Usāmah wonders if those contradictory statements are a tactic that the group adopts to acchieve their goals. He warns of this duality of speech which, from his point of view, means that the group would employ religion the way they see would best serve their interests.
The author of the article criticizes ‘Izzat’s argument that the president or the ruler should lead people in prayer and states that the conditions that Islām defined for Imāms, among which are: efficiency of the memorization of the Qur’ān; jurisprudence knowledge and other qualifications, do not necessarily exist in a president.
He also cited examples from history indicating how the non-Muslims who ruled Egypt were unjust to their people, such as the Ottomans. Other examples were given such as the Muslim Khalīfahs who tore the Islamic state apart and weakened it with wars over riches and resources in the name of religion.
Usāmah, on the other hand, quotes Bishop Marqus, bishop of Shubrā al-Khaymah and spokesman of the Coptic Orthodox Church, as telling the press that "The Copts whose number in Egypt are estimated at 15 to 18 million, are the natives of this country and its possessors." He links this statement to the notion that the publication of the Virgin Mary and St. Simon Church in ‘Izbat al-Nakhl, al-Katībah al-Ṭībīyah, reiterates: "Muslims are the Arabs who occupied Egypt and should go back to where they belong." The author of the articles questions if Pope Shenouda III shares these views, and whether Bishop Marqus officially speaks for the church. He notes that Bishop Marqus is the most likely successor of Pope Shenouda. [Editor: we asked Bishop Marqus to respond to the text in this paragraph but since we are now in the Holy Week before Easter the Bishop could not respond for this issue of AWR. We hope to place his response in a next issue].
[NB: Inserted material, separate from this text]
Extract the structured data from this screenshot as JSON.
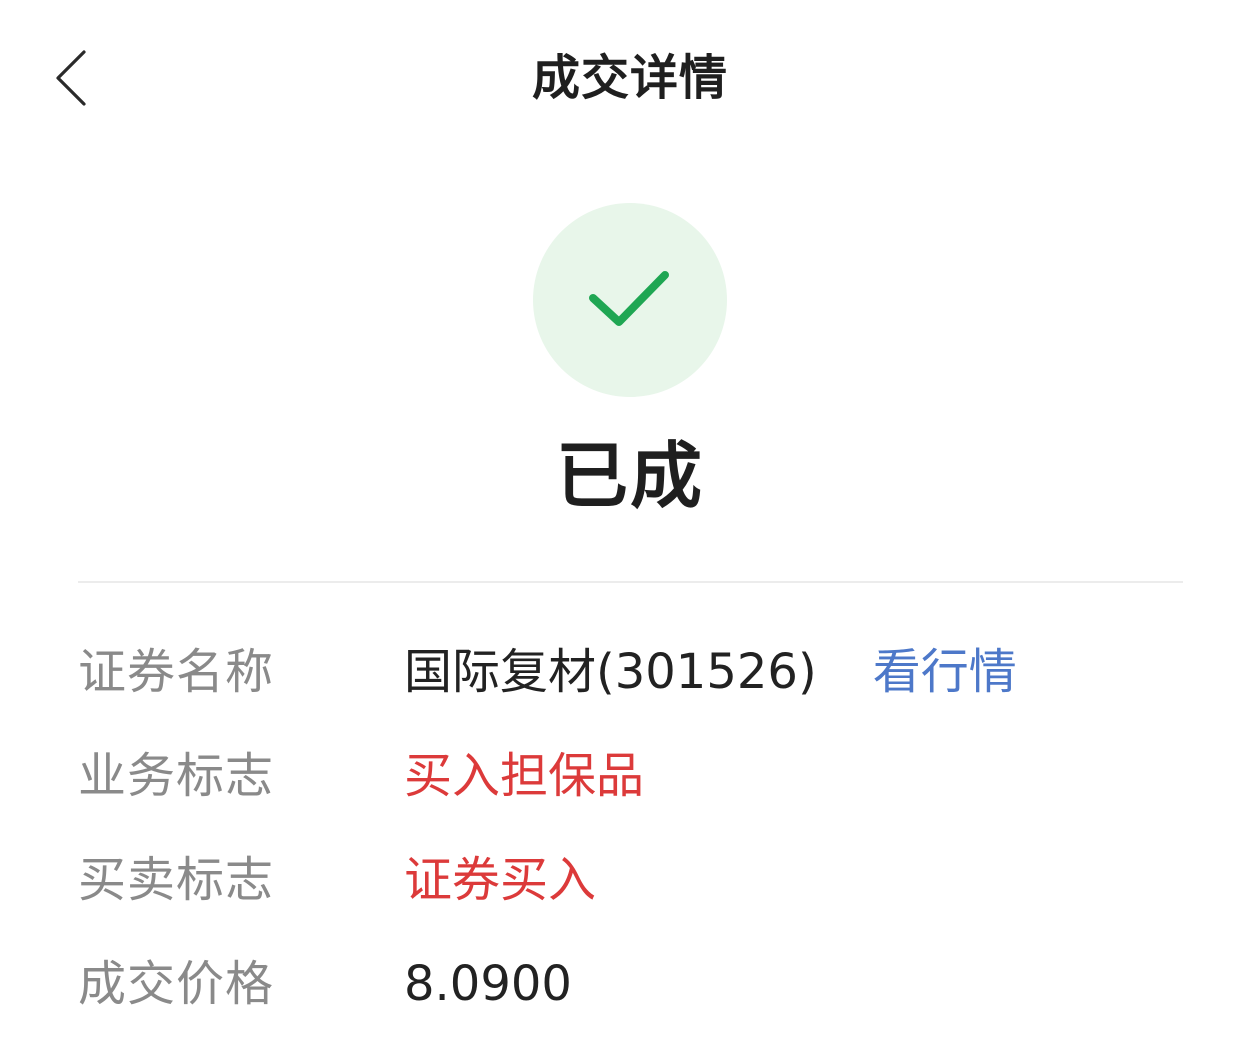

The question remains can Bishop Marqus prove that his blood and that of his ancestors has not been mixed with that of the ‘occupiers’,’ asks the author of the article. These type of statements are inciting to sedition. He also raised doubts about the bishop’s statistics on the number of Copts, and said that those statistics are meaningless as the unity of the country is measured by the patriotism of its people, not their religions and sects.